6. Self-delineating transference: The need for the therapist to help understand their experience until the client can have a durable sense of being present as a valid, feeling, experiencing self in his own right

Where do you find yourself in this list?

Friday, March 7, 2008

How to think relationally

I am constantly in a state of changing how I think. I am finding that my old ways of thinking, which included critiquing, goal oriented, being objective, trying to fix problems and find solutions, no longer fit me and I am trying to replace them with surrender, being process oriented, and wonder, respectively. What I think is an even bigger process than any of these is to think relationally. I have found this to be much harder than I thought it would be, as I am just discovering how individualistic my thinking really is. It is obvious to say that our culture is individualistic, so obvious and stated so often that it is almost useless to say. What I am finding goes much deeper, is much more pervasive, and will be much harder for me to give up.
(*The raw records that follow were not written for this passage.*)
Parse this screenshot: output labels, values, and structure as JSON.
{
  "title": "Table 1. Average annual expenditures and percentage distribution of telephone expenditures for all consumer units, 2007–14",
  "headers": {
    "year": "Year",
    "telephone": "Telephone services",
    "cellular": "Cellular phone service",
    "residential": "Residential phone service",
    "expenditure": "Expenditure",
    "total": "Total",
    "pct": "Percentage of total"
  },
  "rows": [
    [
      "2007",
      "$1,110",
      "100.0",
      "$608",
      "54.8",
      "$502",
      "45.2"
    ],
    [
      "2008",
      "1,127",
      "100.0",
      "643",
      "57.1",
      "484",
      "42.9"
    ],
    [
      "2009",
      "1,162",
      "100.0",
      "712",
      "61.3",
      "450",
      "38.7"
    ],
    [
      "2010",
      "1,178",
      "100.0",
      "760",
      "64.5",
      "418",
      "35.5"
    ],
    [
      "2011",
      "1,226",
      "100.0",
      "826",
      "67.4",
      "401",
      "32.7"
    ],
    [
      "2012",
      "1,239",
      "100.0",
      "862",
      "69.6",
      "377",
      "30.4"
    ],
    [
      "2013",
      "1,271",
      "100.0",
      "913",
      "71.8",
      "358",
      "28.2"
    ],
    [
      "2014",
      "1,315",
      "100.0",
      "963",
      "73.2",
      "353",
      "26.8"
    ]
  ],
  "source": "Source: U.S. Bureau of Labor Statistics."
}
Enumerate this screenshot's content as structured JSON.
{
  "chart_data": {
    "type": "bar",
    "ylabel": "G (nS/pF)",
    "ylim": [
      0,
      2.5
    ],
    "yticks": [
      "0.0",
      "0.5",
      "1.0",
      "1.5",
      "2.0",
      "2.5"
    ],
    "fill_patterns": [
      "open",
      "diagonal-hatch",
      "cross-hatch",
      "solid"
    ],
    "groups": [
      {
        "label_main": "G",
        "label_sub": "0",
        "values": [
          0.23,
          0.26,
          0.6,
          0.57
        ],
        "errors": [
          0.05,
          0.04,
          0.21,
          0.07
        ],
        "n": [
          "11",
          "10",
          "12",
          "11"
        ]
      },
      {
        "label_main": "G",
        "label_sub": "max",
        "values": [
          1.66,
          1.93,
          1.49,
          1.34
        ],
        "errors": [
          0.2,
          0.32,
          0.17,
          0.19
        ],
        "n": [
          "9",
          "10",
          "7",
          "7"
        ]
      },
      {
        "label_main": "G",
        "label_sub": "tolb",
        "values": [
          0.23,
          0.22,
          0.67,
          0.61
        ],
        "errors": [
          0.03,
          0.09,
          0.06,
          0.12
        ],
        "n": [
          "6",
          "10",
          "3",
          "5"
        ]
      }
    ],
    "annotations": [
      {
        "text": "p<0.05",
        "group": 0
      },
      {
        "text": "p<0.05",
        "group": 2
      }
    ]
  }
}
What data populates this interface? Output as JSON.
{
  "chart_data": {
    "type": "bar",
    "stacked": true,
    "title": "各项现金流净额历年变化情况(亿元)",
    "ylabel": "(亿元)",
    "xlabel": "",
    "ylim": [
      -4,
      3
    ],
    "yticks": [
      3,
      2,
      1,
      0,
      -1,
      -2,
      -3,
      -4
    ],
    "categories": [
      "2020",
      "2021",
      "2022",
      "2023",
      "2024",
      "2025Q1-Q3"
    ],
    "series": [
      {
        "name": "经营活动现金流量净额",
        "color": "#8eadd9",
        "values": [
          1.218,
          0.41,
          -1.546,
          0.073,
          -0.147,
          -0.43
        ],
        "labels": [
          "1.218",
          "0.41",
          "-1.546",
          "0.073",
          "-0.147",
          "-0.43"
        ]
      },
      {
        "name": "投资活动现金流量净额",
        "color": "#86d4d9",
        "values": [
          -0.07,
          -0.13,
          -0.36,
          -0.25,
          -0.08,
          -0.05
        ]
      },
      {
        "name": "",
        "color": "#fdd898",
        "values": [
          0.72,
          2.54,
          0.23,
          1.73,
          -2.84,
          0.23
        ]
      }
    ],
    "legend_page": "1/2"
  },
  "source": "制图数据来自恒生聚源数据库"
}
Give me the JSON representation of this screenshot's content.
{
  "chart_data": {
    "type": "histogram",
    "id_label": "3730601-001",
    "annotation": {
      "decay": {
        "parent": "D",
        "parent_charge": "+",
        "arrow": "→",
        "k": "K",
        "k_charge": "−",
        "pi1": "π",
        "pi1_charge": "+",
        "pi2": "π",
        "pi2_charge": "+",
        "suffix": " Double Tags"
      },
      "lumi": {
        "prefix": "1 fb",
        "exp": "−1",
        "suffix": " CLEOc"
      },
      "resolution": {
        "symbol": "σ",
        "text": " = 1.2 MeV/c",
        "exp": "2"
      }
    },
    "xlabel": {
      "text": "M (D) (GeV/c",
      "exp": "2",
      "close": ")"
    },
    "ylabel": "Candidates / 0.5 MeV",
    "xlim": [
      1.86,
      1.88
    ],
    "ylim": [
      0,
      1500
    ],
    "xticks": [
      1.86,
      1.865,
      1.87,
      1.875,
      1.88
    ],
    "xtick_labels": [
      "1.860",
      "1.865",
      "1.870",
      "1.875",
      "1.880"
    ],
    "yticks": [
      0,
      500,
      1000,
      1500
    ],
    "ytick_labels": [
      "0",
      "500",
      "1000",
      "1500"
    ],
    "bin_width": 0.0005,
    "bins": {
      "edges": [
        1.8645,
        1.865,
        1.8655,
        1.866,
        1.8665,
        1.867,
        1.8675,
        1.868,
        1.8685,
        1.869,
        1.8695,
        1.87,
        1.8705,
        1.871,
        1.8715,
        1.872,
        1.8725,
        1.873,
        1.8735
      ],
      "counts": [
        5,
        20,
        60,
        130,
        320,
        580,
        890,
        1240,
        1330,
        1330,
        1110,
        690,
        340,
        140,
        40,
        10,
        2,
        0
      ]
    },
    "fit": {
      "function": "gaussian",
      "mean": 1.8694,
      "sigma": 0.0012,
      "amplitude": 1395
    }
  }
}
One place where I want to see my thinking dramatically change is therapy. So much of my beliefs are still around the idea that one person has the information or at least the expertise and the other is there to learn. But relational therapy doesn't have to be that way. You can learn together, you can both be present, subjective and affected. The therapist can not know what to do, and that is okay, the therapist can be stuck and that is still okay. And even more unbelievable, still worth the money the client is paying them.


The new idea I have is to view every session I have not as a client but as a small group, where there are two members. The therapist is the facilitator, but also a participant. While many small groups have focuses on topics like accountability, or a bible study, the focus of these small groups is always the client. I don't know why, but this seems to be a huge breakthrough for me. instead of having to direct the conversations and keep it client centered, it would be both of our jobs to think about the client and figure him out. we would both talk about what roles we are playing, what we are keeping from the group, how we are affected by the dynamics of the group, where we don't feel safe. Many times it is easy to forget their are relational dynamics going when there is two people, but they still exist in a very strong way.

This also brings me to even more incomplete thoughts about relational therapy. Therapy can no longer be client centered if it is truly relational. everything, including what the patient chooses to start the sessions about, is open to discussion. the therapist no longer has to hold the client taking the session wherever they want, or ignoring previous sessions. If it is relational counseling, it has to be a mutual decision.

The last one is about dual relationships. I just read that the therapist should have no other social relationship with their clients. This seems like a good idea in such a litigious society, and it seems to keep a lot of energy in therapy and keep clingy patients from taking over therapists' lives. But it reeks of professionalism. This is what makes so many people, like my mentor bill james, hate psychology. over time many jobs that deal with people start to separate themselves themselves from not only their clients but from the populous at large by becoming more and more professional. Roles are more defined, boundaries are more strict, their are a lot more laws and insurance is involved. this is why doctors can no longer visit houses, and countless other jobs I can't think of now, but in the past have really bothered me. This happens in Psychology all the time, by therapists telling their clients they can pretend they don't recognize them when they are in public, and that they can't counsel a friend, or have a friendship outside of therapy with a current client, or the language they use that most people can't understand, or all the laws they have to follow and all the paper work they have to fill out. This all separates the therapist from the client, and makes therapy less and less about just talking. Many therapists like it this way, as it obviously has its advantages, but I don't think it is a good direction for the field.